🤖 AI Summary
Large language models (LLMs) exhibit inconsistent and unreliable responses to questionnaire-style prompts, hindering their use in survey simulation and data annotation. Method: We propose a modular, open-source framework enabling no-code construction of computer-simulated surveys and annotation experiments. It integrates structured prompt engineering, systematic prompt perturbation design, and multidimensional consistency evaluation—comparing over 40 million simulated responses against human answers. Contribution/Results: We present the first empirical evidence that questionnaire structural features and generation strategies critically impact response consistency. By optimizing prompt presentation and output constraints, we significantly reduce computational cost while improving alignment between LLM outputs and authentic human responses.
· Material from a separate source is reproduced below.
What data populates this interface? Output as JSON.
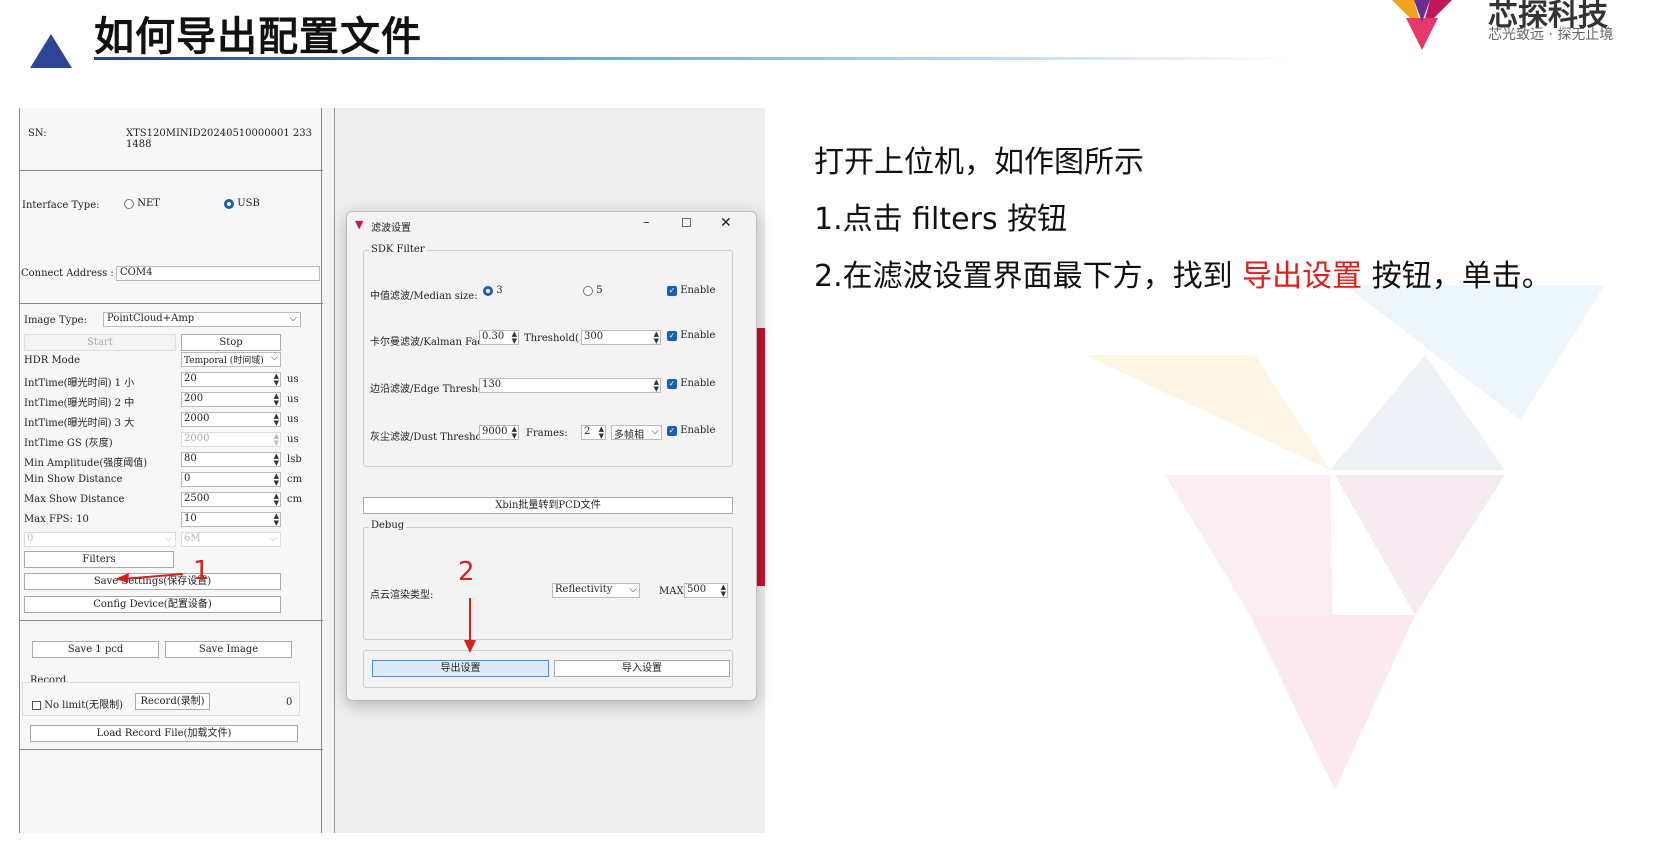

The framework is publicly released and designed for non-technical users, enhancing reproducibility and scalability of virtual surveys and annotation tasks.
📝 Abstract
We introduce QSTN, an open-source Python framework for systematically generating responses from questionnaire-style prompts to support in-silico surveys and annotation tasks with large language models (LLMs). QSTN enables robust evaluation of questionnaire presentation, prompt perturbations, and response generation methods. Our extensive evaluation ($>40 $ million survey responses) shows that question structure and response generation methods have a significant impact on the alignment of generated survey responses with human answers, and can be obtained for a fraction of the compute cost. In addition, we offer a no-code user interface that allows researchers to set up robust experiments with LLMs without coding knowledge. We hope that QSTN will support the reproducibility and reliability of LLM-based research in the future.